Day 23 to 30 - I got an exam slot for 7th Dec and took it. I had borrowed PMP study guide (Kim Heldman 9th edition) from a friend and started going through chapters. The book is not well edited (in my opinion), and I found the language confusing at many places, making reading quite tedious. The end of chapter tests were quite useful. I had earlier noted that (during simulated test), my grasp of project planning and executing process areas were weak. So I read those chapters in the guide. For other sections, I only did the end of chapter test and reviewed the incorrect answers (25 hours).

Day 31 to 34 - I had purchased two sets of practice exams from Udemy.com, one set of Joseph Phillips (Set I - 200 questions) and other of Georgio Dacchache (300 questions) (both purchases were made purely based on user reviews). I attempted the exams and was scoring 68%-75% range in the first attempt. I reviewed all the incorrect answers.

Day 35 (day before exam) - I also accessed the online questions content of Kim Heldman guide from Wiley Online learning (Sybex), where additional 300 questions were available for review. I completed those 300 questions over one day.
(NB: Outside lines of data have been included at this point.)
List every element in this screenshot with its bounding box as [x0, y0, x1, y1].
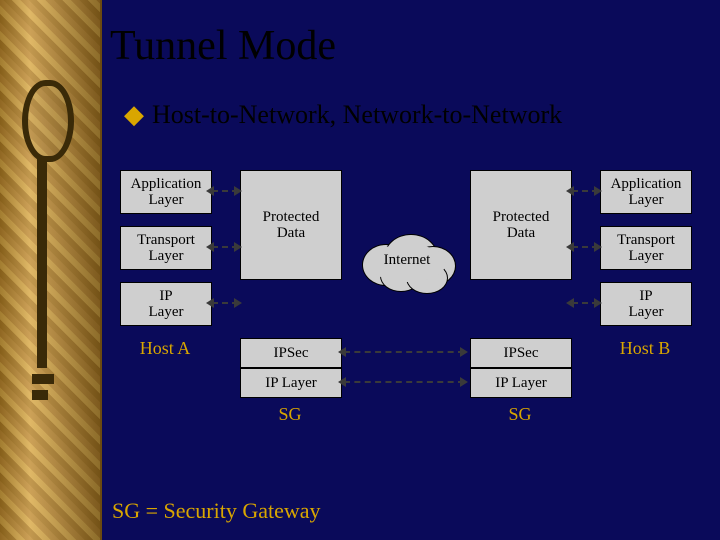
subtitle: ◆ Host-to-Network, Network-to-Network: [124, 100, 562, 130]
hostb-transport-layer: TransportLayer: [600, 226, 692, 270]
hostb-ip-layer: IPLayer: [600, 282, 692, 326]
hosta-label: Host A: [120, 338, 210, 359]
sg1-ipsec: IPSec: [240, 338, 342, 368]
arrow-left-icon: [206, 242, 214, 252]
arrow-right-icon: [460, 377, 468, 387]
arrow-left-icon: [338, 347, 346, 357]
sg2-label: SG: [475, 404, 565, 425]
connector: [344, 381, 464, 383]
arrow-right-icon: [460, 347, 468, 357]
diagram-canvas: ApplicationLayer TransportLayer IPLayer …: [100, 160, 710, 490]
sg1-label: SG: [245, 404, 335, 425]
hosta-application-layer: ApplicationLayer: [120, 170, 212, 214]
arrow-right-icon: [234, 186, 242, 196]
page-title: Tunnel Mode: [110, 22, 336, 70]
decorative-sidebar: [0, 0, 102, 540]
hosta-ip-layer: IPLayer: [120, 282, 212, 326]
legend-text: SG = Security Gateway: [112, 498, 321, 524]
arrow-right-icon: [234, 298, 242, 308]
diamond-bullet-icon: ◆: [124, 100, 144, 129]
arrow-left-icon: [566, 186, 574, 196]
hostb-label: Host B: [600, 338, 690, 359]
arrow-left-icon: [206, 298, 214, 308]
hostb-application-layer: ApplicationLayer: [600, 170, 692, 214]
arrow-left-icon: [206, 186, 214, 196]
subtitle-text: Host-to-Network, Network-to-Network: [152, 100, 562, 129]
arrow-right-icon: [594, 242, 602, 252]
key-icon: [22, 80, 62, 400]
arrow-left-icon: [566, 242, 574, 252]
internet-label: Internet: [362, 252, 452, 269]
arrow-left-icon: [566, 298, 574, 308]
arrow-right-icon: [594, 186, 602, 196]
arrow-right-icon: [594, 298, 602, 308]
sg2-ip-layer: IP Layer: [470, 368, 572, 398]
hosta-transport-layer: TransportLayer: [120, 226, 212, 270]
arrow-left-icon: [338, 377, 346, 387]
sg2-protected-data: ProtectedData: [470, 170, 572, 280]
sg1-ip-layer: IP Layer: [240, 368, 342, 398]
internet-cloud: Internet: [362, 234, 452, 290]
arrow-right-icon: [234, 242, 242, 252]
sg2-ipsec: IPSec: [470, 338, 572, 368]
connector: [344, 351, 464, 353]
sg1-protected-data: ProtectedData: [240, 170, 342, 280]
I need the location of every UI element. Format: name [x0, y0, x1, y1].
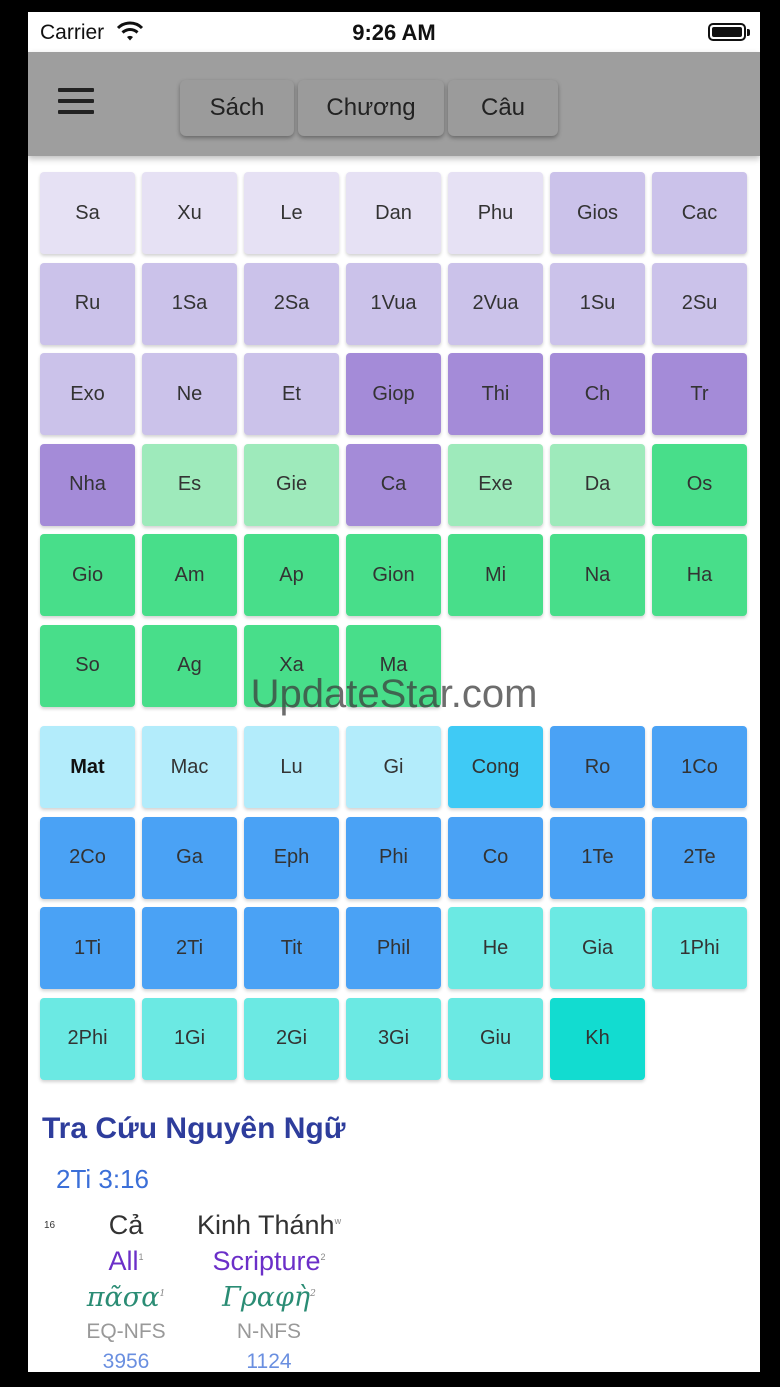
strongs-number[interactable]: 1124 — [184, 1350, 354, 1372]
verse-number: 16 — [44, 1220, 56, 1231]
book-button[interactable]: Na — [550, 534, 645, 616]
lookup-title: Tra Cứu Nguyên Ngữ — [42, 1112, 346, 1145]
book-button[interactable]: Mi — [448, 534, 543, 616]
book-button[interactable]: Thi — [448, 353, 543, 435]
greek-word: Γραφὴ — [222, 1282, 311, 1313]
watermark: UpdateStar.com — [250, 672, 538, 716]
book-button[interactable]: 2Ti — [142, 907, 237, 989]
book-button[interactable]: Ga — [142, 816, 237, 899]
book-button[interactable]: Ne — [142, 353, 237, 435]
book-button[interactable]: Giu — [448, 997, 543, 1080]
book-button[interactable]: 1Ti — [40, 907, 135, 989]
tab-chapter[interactable]: Chương — [298, 80, 444, 136]
battery-icon — [708, 23, 750, 41]
book-button[interactable]: 3Gi — [346, 997, 441, 1080]
english-word: Scripture — [212, 1246, 321, 1276]
book-button[interactable]: Gie — [244, 443, 339, 526]
phone-screen: Carrier 9:26 AM Sách Chương Câu Sa Xu Le Da… — [28, 12, 760, 1372]
book-button[interactable]: Gi — [346, 726, 441, 808]
book-button[interactable]: 1Co — [652, 726, 747, 808]
book-button[interactable]: 2Vua — [448, 262, 543, 345]
book-button[interactable]: 1Su — [550, 262, 645, 345]
vietnamese-word: Kinh Thánh — [196, 1210, 335, 1240]
book-button[interactable]: He — [448, 907, 543, 989]
book-button[interactable]: 2Co — [40, 816, 135, 899]
book-button[interactable]: 2Sa — [244, 262, 339, 345]
status-bar: Carrier 9:26 AM — [28, 12, 760, 52]
book-button[interactable]: Le — [244, 172, 339, 254]
book-button[interactable]: Os — [652, 443, 747, 526]
book-button[interactable]: 2Gi — [244, 997, 339, 1080]
book-button[interactable]: Phi — [346, 816, 441, 899]
app-bar: Sách Chương Câu — [28, 52, 760, 156]
book-button[interactable]: Exo — [40, 353, 135, 435]
book-button[interactable]: Tit — [244, 907, 339, 989]
book-button[interactable]: Ro — [550, 726, 645, 808]
book-button[interactable]: Giop — [346, 353, 441, 435]
book-button[interactable]: 1Sa — [142, 262, 237, 345]
vietnamese-word: Cả — [108, 1210, 144, 1240]
clock: 9:26 AM — [352, 20, 436, 45]
hamburger-menu-icon[interactable] — [58, 88, 94, 118]
verse-reference[interactable]: 2Ti 3:16 — [56, 1164, 149, 1195]
parsing-code: N-NFS — [236, 1320, 302, 1343]
book-button[interactable]: Eph — [244, 816, 339, 899]
book-button[interactable]: Cong — [448, 726, 543, 808]
book-button[interactable]: 1Phi — [652, 907, 747, 989]
book-button[interactable]: Ha — [652, 534, 747, 616]
book-button[interactable]: 2Te — [652, 816, 747, 899]
greek-word: πᾶσα — [86, 1282, 160, 1313]
book-button[interactable]: Am — [142, 534, 237, 616]
book-button[interactable]: 2Su — [652, 262, 747, 345]
book-button[interactable]: Es — [142, 443, 237, 526]
book-button[interactable]: Ap — [244, 534, 339, 616]
book-button[interactable]: 1Te — [550, 816, 645, 899]
book-button[interactable]: Cac — [652, 172, 747, 254]
book-button[interactable]: Mat — [40, 726, 135, 808]
book-button[interactable]: Sa — [40, 172, 135, 254]
book-button[interactable]: Gio — [40, 534, 135, 616]
interlinear-word[interactable]: Kinh Thánhw Scripture2 Γραφὴ2 N-NFS 1124 — [184, 1210, 354, 1372]
book-button[interactable]: Kh — [550, 997, 645, 1080]
book-button[interactable]: Da — [550, 443, 645, 526]
book-button[interactable]: Xu — [142, 172, 237, 254]
english-word: All — [108, 1246, 139, 1276]
book-button[interactable]: 1Vua — [346, 262, 441, 345]
strongs-number[interactable]: 3956 — [76, 1350, 176, 1372]
book-button[interactable]: Gios — [550, 172, 645, 254]
book-button[interactable]: Et — [244, 353, 339, 435]
tab-verse[interactable]: Câu — [448, 80, 558, 136]
book-button[interactable]: Ru — [40, 262, 135, 345]
tab-book[interactable]: Sách — [180, 80, 294, 136]
book-button[interactable]: Ca — [346, 443, 441, 526]
book-button[interactable]: Gia — [550, 907, 645, 989]
interlinear-word[interactable]: Cả All1 πᾶσα1 EQ-NFS 3956 — [76, 1210, 176, 1372]
book-button[interactable]: Nha — [40, 443, 135, 526]
book-button[interactable]: Mac — [142, 726, 237, 808]
book-button[interactable]: Co — [448, 816, 543, 899]
book-button[interactable]: Lu — [244, 726, 339, 808]
book-button[interactable]: Phil — [346, 907, 441, 989]
book-button[interactable]: Gion — [346, 534, 441, 616]
book-button[interactable]: Phu — [448, 172, 543, 254]
parsing-code: EQ-NFS — [86, 1320, 166, 1343]
book-button[interactable]: 1Gi — [142, 997, 237, 1080]
book-button[interactable]: 2Phi — [40, 997, 135, 1080]
book-button[interactable]: Dan — [346, 172, 441, 254]
book-button[interactable]: Tr — [652, 353, 747, 435]
book-button[interactable]: Ch — [550, 353, 645, 435]
book-button[interactable]: Exe — [448, 443, 543, 526]
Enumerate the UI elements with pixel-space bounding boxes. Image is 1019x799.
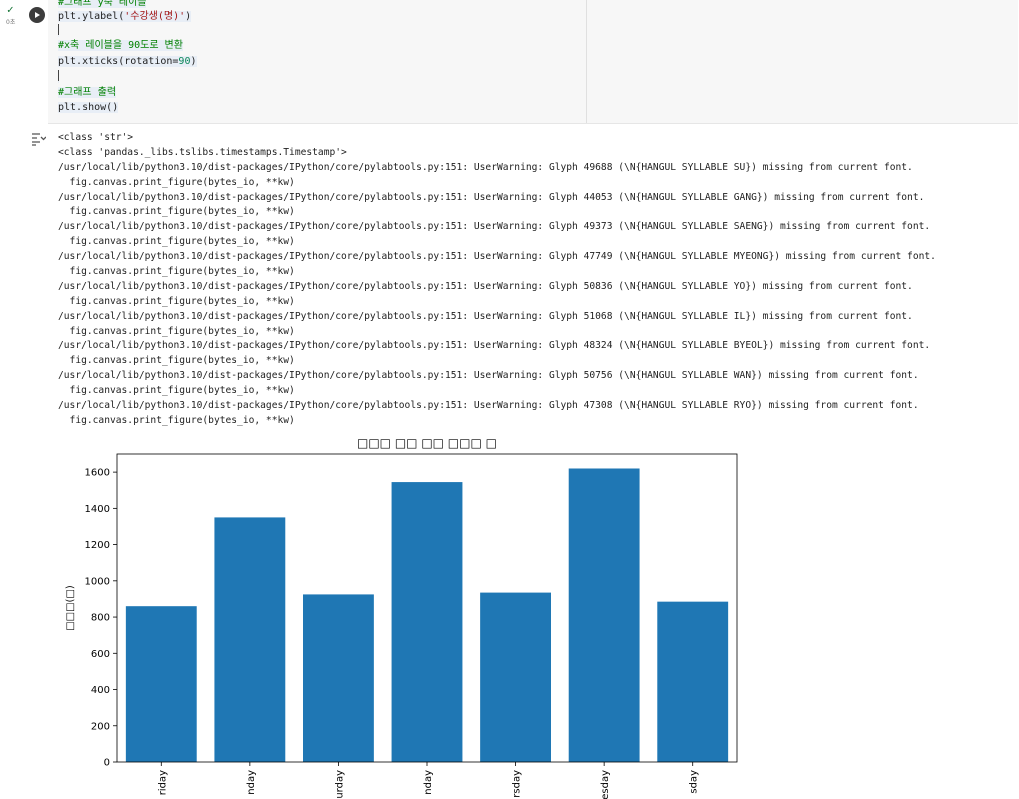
output-line: fig.canvas.print_figure(bytes_io, **kw) (58, 295, 295, 307)
bar (568, 468, 640, 762)
output-line: fig.canvas.print_figure(bytes_io, **kw) (58, 206, 295, 218)
code-close-paren: ) (190, 56, 197, 67)
code-line (58, 70, 59, 84)
output-line: /usr/local/lib/python3.10/dist-packages/… (58, 221, 931, 233)
output-line: /usr/local/lib/python3.10/dist-packages/… (58, 370, 919, 382)
output-line: fig.canvas.print_figure(bytes_io, **kw) (58, 325, 295, 337)
bar (480, 592, 551, 762)
code-close-paren: ) (112, 102, 119, 113)
code-comment: #x축 레이블을 90도로 변환 (58, 40, 183, 51)
play-icon (35, 12, 40, 18)
cell-output-stream: <class 'str'> <class 'pandas._libs.tslibs… (58, 131, 998, 429)
code-line: #그래프 출력 (58, 86, 117, 100)
output-line: fig.canvas.print_figure(bytes_io, **kw) (58, 414, 295, 426)
code-argument: '수강생(명)' (124, 11, 186, 22)
code-line: plt.ylabel('수강생(명)') (58, 10, 192, 24)
output-line: /usr/local/lib/python3.10/dist-packages/… (58, 251, 936, 263)
blank-line-marker (58, 70, 59, 81)
blank-line-marker (58, 24, 59, 35)
chart-title: □□□ □□ □□ □□□ □ (357, 436, 497, 450)
output-line: /usr/local/lib/python3.10/dist-packages/… (58, 400, 919, 412)
output-line: /usr/local/lib/python3.10/dist-packages/… (58, 340, 931, 352)
code-function: plt.ylabel( (58, 11, 125, 22)
code-close-paren: ) (185, 11, 192, 22)
code-line (58, 24, 59, 38)
output-line: <class 'pandas._libs.tslibs.timestamps.T… (58, 146, 347, 158)
code-line: #x축 레이블을 90도로 변환 (58, 39, 183, 53)
code-line: #그래프 y축 레이블 (58, 0, 147, 10)
code-function: plt.xticks(rotation= (58, 56, 179, 67)
editor-ruler (586, 0, 587, 123)
bar (303, 594, 374, 762)
y-tick-label: 200 (91, 721, 110, 732)
output-line: fig.canvas.print_figure(bytes_io, **kw) (58, 385, 295, 397)
output-line: <class 'str'> (58, 132, 134, 143)
bar (657, 601, 729, 762)
bar (391, 482, 463, 762)
code-comment: #그래프 y축 레이블 (58, 0, 147, 8)
code-line: plt.show() (58, 101, 119, 115)
x-tick-label: nday (246, 770, 257, 795)
x-tick-label: rsday (512, 770, 523, 798)
y-tick-label: 1200 (85, 540, 110, 551)
output-line: fig.canvas.print_figure(bytes_io, **kw) (58, 355, 295, 367)
y-tick-label: 1600 (85, 468, 110, 479)
code-argument: 90 (178, 56, 191, 67)
output-line: /usr/local/lib/python3.10/dist-packages/… (58, 310, 913, 322)
success-check-icon: ✓ (7, 3, 14, 16)
output-line: /usr/local/lib/python3.10/dist-packages/… (58, 280, 913, 292)
run-cell-button[interactable] (29, 7, 45, 23)
x-tick-label: urday (334, 770, 345, 799)
output-line: fig.canvas.print_figure(bytes_io, **kw) (58, 266, 295, 278)
x-tick-label: esday (600, 770, 611, 799)
y-tick-label: 1400 (85, 504, 110, 515)
output-toggle-icon[interactable] (30, 131, 47, 147)
y-tick-label: 600 (91, 649, 110, 660)
y-tick-label: 400 (91, 685, 110, 696)
x-tick-label: riday (157, 770, 168, 795)
y-tick-label: 0 (104, 758, 110, 769)
output-line: fig.canvas.print_figure(bytes_io, **kw) (58, 236, 295, 248)
cell-status: ✓ 0초 (0, 0, 22, 30)
y-tick-label: 1000 (85, 576, 110, 587)
exec-time: 0초 (6, 19, 16, 26)
bar-chart: □□□ □□ □□ □□□ □ riday nday urday nday rsday es… (65, 436, 738, 799)
bar (125, 606, 197, 762)
x-tick-label: sday (689, 770, 700, 794)
y-axis-label: □□□(□) (65, 585, 76, 631)
y-tick-label: 800 (91, 613, 110, 624)
output-line: fig.canvas.print_figure(bytes_io, **kw) (58, 176, 295, 188)
bar (214, 517, 286, 762)
x-tick-label: nday (423, 770, 434, 795)
code-function: plt.show( (58, 102, 113, 113)
code-cell-editor[interactable]: #그래프 y축 레이블 plt.ylabel('수강생(명)') #x축 레이블을 … (48, 0, 1018, 124)
code-line: plt.xticks(rotation=90) (58, 55, 197, 69)
output-line: /usr/local/lib/python3.10/dist-packages/… (58, 161, 913, 173)
output-line: /usr/local/lib/python3.10/dist-packages/… (58, 191, 925, 203)
code-comment: #그래프 출력 (58, 87, 117, 98)
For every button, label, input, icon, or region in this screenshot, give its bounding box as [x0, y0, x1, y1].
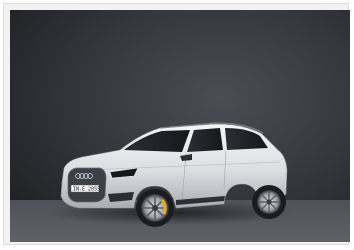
car-front-wheel	[136, 189, 174, 227]
car-photo: IN-E 2055	[10, 10, 350, 242]
car-rear-wheel	[252, 185, 286, 219]
license-plate-text: IN-E 2055	[73, 187, 100, 193]
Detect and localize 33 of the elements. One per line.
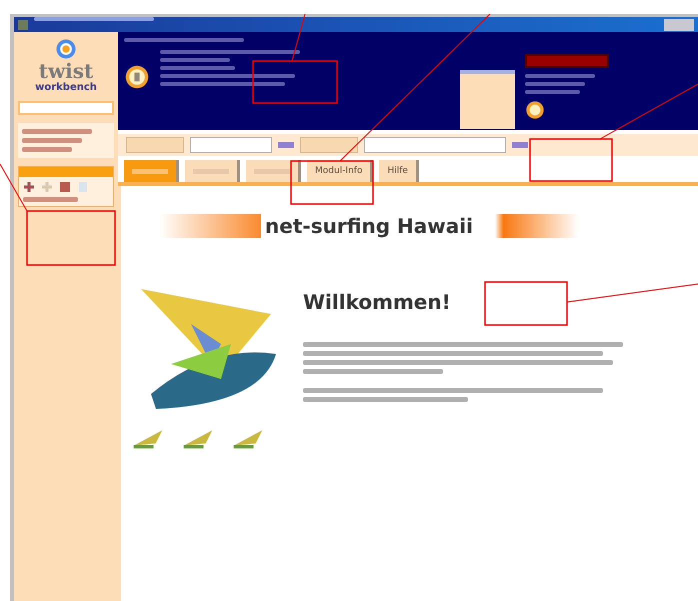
tab[interactable] [124, 160, 179, 182]
plus-icon[interactable] [23, 181, 35, 193]
blurred-text-drawing [23, 197, 78, 202]
leader-line [0, 164, 28, 212]
label-button[interactable] [300, 137, 358, 153]
sun-icon [525, 100, 545, 120]
welcome-heading: Willkommen! [303, 290, 451, 314]
window-buttons-icon[interactable] [664, 18, 694, 30]
square-icon[interactable] [59, 181, 71, 193]
app-icon [18, 20, 28, 30]
link[interactable] [512, 142, 528, 148]
tab[interactable]: Hilfe [379, 160, 419, 182]
blurred-text-drawing [22, 129, 92, 152]
tab[interactable]: Modul-Info [307, 160, 374, 182]
dropdown[interactable] [190, 137, 272, 153]
logo-text: twist [38, 60, 94, 82]
dropdown[interactable] [364, 137, 506, 153]
windsurfer-icon [231, 428, 265, 450]
logo-subtitle: workbench [35, 82, 97, 93]
logo-thumbnail [460, 70, 515, 129]
windsurfer-icon [131, 428, 165, 450]
sun-icon [124, 64, 150, 90]
header-button[interactable] [525, 54, 609, 68]
windsurfer-icon [181, 428, 215, 450]
blurred-text-drawing [525, 74, 595, 94]
input-field[interactable] [18, 101, 114, 115]
tab[interactable] [246, 160, 301, 182]
page-icon[interactable] [77, 181, 89, 193]
tab[interactable] [185, 160, 240, 182]
leader-line [292, 14, 306, 62]
flower-logo-icon [55, 38, 77, 60]
link[interactable] [278, 142, 294, 148]
label-button[interactable] [126, 137, 184, 153]
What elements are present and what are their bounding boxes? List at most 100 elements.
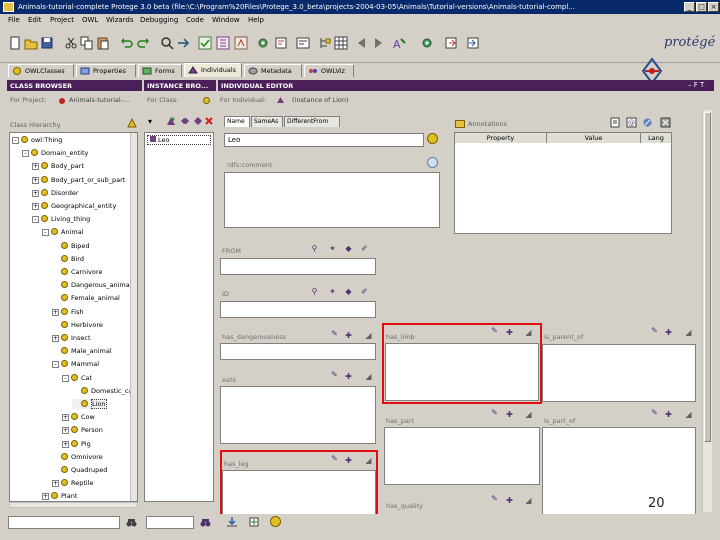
open-folder-icon[interactable] <box>24 36 38 50</box>
expand-icon[interactable]: + <box>32 163 39 171</box>
menu-project[interactable]: Project <box>50 16 74 24</box>
class-tree-node[interactable]: Male_animal <box>52 346 112 356</box>
menu-file[interactable]: File <box>8 16 20 24</box>
subtab-sameas[interactable]: SameAs <box>251 116 283 127</box>
class-tree-node[interactable]: Omnivore <box>52 452 103 462</box>
tab-forms[interactable]: Forms <box>138 64 182 77</box>
create-value-icon[interactable]: ✶ <box>328 287 337 296</box>
import-icon[interactable] <box>466 36 480 50</box>
slot-has-limb-field[interactable] <box>385 343 539 401</box>
add-value-icon[interactable]: ✚ <box>344 456 353 465</box>
expand-icon[interactable]: + <box>62 440 69 448</box>
slot-id-field[interactable] <box>220 301 376 318</box>
back-arrow-icon[interactable] <box>354 36 368 50</box>
annotation-property-icon[interactable]: @ <box>626 117 637 128</box>
subtab-name[interactable]: Name <box>224 116 250 127</box>
class-tree-node[interactable]: Herbivore <box>52 320 103 330</box>
class-tree-scrollbar[interactable] <box>130 133 137 501</box>
collapse-icon[interactable]: - <box>52 361 59 369</box>
add-value-icon[interactable]: ◆ <box>344 287 353 296</box>
paste-icon[interactable] <box>96 36 110 50</box>
rdfs-comment-field[interactable] <box>224 172 440 228</box>
search-icon[interactable]: ⚲ <box>310 287 319 296</box>
expand-icon[interactable]: + <box>62 427 69 435</box>
expand-icon[interactable]: + <box>42 493 49 501</box>
name-field[interactable]: Leo <box>224 133 424 147</box>
collapse-icon[interactable]: - <box>12 137 19 144</box>
close-button[interactable]: × <box>708 2 719 12</box>
class-tree-node[interactable]: + Plant <box>42 491 77 501</box>
class-tree-node[interactable]: Female_animal <box>52 293 120 303</box>
tab-individuals[interactable]: Individuals <box>184 63 242 77</box>
minimize-button[interactable]: _ <box>684 2 695 12</box>
edit-value-icon[interactable]: ✎ <box>330 454 339 463</box>
settings-gear-icon[interactable] <box>256 36 270 50</box>
class-tree-node[interactable]: - Cat <box>62 373 92 383</box>
redo-icon[interactable] <box>136 36 150 50</box>
expand-icon[interactable]: + <box>52 335 59 342</box>
remove-value-icon[interactable]: ◢ <box>524 496 533 505</box>
class-tree-node[interactable]: + Pig <box>62 439 91 449</box>
name-indicator-icon[interactable] <box>427 133 438 144</box>
expand-icon[interactable]: + <box>62 414 69 422</box>
slot-is-part-of-field[interactable] <box>542 427 696 514</box>
edit-value-icon[interactable]: ✎ <box>490 494 499 503</box>
menu-edit[interactable]: Edit <box>28 16 42 24</box>
maximize-button[interactable]: □ <box>696 2 707 12</box>
edit-value-icon[interactable]: ✎ <box>330 329 339 338</box>
editor-scrollbar-thumb[interactable] <box>704 112 711 442</box>
tab-owl-classes[interactable]: OWLClasses <box>8 64 74 77</box>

Day 34 to 35 - Over the course of two days and morning hours on the exam day, I reviewed all the questions that I had attempted over the course of study and mock exams (PMP course - 400 + 350 end of chapter questions, Exam set I - 200 questions, Georgio Dacchache - 300 questions and Kim Heldman - 500 end of chapter questions and 170 exam questions). I noticed upon review that I tend to forget the answers for the non intuitive questions where knowledge of guide rather than experience is important, so I made sure I imbibe the project management concepts from the notes that I prepared from the online course. I actually never went back to the videos after the completion of the course but was relying on the notes I had prepared based on it.

I reached at the exam venue 45 minutes before the scheduled time (3PM). I wanted to briefly go through the notes and memory sheets (available from the course), but decided against it and promptly went to register for the test. I started my test at 2.45 PM.

The questions in the PMP exam were quite confusing in the choice of answers. The questions were all phrased much better than all of the mock exams I had attempted and was also closer to real work environment situations than the ones I had worked on. Kudos to PMI for preparing a well crafted question set. One could quite easily eliminate two of the answer choices, but the remaining choices both looked to be good answers for the question. This was the major issue that I faced in the exam. This was the case for majority of the confusing questions (which I had marked for review) that I encountered in the real exam.

My work experience also helped me visualize the scenarios of questions and I was thinking of my likely response as a project manager in handling such a situations. Hence, some of my answers were based on my work experience and certainly not based on PMBOK guide based principles. Please avoid this situation. I finished answering 200 questions in 2.35 hours (155 minutes) and reviewed all the answers in next 85 minutes. It was with quite a fearful mind that I clicked on the “Next” button after reviewing the 200th question, knowing that I will be seeing the result at the next page. Luckily for me, I passed. I scored “Above Target” in first three process areas, “On Target” in Monitoring & Controlling process area, and “Below Target” in the Closing process area. Somehow, the ‘Below Target’ score in one of the sections did not jeopardize my overall passing of the exam. I was quite lucky that day.

I had some years of experience writing and doing well in tough competitive exams in India, and that cumulative experience may have helped me clear PMP with minimal but very focused preparation.